Ces deux récits entremêlés éclairent pour le lecteur le personnage de Paul, racontent l'histoire sordide de la Kolyma, dessinent la traque d'un tueur psychopathe, mettent en lumière les épreuves proprement inimaginables qu'a vécu Paul/Pavel et la forme de sérénité qu'il a retrouvée à New York (sa ville d'origine) entre ses amies, sa boutique, ses extras pour la police. Une vie enfin apaisée après tant de souffrance. Une vie qu'une série de crimes bouleversera de tragique façon.

Superbe histoire superbement racontée, d'une construction sans faille, émotionnellement prenante jusqu'à l'indignation mais aussi récit de magie et de transmission, "Little Tulip" est sublimé par le dessin de Boucq. Visages et corps impressionnants de maîtrise graphique et de puissance affichée, aspect vraiment sordide de ce qui l'est entre goulag inhumain et New York criminel des années 70, beauté et précision des tatouages-fresques qui sont autant de morceaux d'âmes racontant tant des vies que des rangs.

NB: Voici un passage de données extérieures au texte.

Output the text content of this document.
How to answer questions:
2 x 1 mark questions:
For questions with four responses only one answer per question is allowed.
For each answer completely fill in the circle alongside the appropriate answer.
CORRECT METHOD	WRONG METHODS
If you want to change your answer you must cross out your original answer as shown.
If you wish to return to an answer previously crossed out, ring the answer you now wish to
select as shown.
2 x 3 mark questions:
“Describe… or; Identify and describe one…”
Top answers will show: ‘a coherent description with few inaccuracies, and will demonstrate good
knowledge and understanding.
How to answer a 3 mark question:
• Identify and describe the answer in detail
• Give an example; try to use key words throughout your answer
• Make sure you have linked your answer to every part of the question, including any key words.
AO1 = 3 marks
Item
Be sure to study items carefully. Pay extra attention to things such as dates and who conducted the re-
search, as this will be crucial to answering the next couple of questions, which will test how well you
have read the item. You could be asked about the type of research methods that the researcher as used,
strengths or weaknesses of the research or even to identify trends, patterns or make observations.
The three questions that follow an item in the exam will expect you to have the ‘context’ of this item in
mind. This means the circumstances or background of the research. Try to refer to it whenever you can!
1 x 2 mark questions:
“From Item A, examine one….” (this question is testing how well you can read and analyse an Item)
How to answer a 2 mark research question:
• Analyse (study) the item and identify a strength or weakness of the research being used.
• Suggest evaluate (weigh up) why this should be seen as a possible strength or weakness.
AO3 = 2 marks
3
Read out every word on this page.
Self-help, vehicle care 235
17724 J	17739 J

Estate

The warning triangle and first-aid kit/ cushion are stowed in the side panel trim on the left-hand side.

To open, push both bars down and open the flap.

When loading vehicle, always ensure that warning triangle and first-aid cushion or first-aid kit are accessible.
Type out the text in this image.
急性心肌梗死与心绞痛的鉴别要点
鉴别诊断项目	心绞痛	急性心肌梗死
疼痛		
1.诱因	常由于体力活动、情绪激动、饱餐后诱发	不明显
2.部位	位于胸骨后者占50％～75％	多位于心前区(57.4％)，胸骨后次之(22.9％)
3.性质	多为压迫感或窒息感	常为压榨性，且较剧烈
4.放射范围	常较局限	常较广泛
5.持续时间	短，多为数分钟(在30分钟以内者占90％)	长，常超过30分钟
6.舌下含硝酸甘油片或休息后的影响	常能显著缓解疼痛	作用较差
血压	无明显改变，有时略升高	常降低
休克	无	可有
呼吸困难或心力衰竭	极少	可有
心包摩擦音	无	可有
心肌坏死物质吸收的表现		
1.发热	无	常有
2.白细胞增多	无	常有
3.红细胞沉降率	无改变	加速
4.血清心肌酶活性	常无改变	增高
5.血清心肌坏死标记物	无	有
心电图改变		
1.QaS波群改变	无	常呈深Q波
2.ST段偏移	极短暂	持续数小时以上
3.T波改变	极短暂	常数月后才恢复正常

La dureté et la cruauté de l'histoire, la violence omniprésente, la survie par la force physique, la possibilité de mourir à tout instant d'un mauvais coup de lame, sont parfaitement rendues par le traitement de Boucq, jusque dans la monotonie de ses colorisations qui dit à quel point il est impossible de sortir du cadre.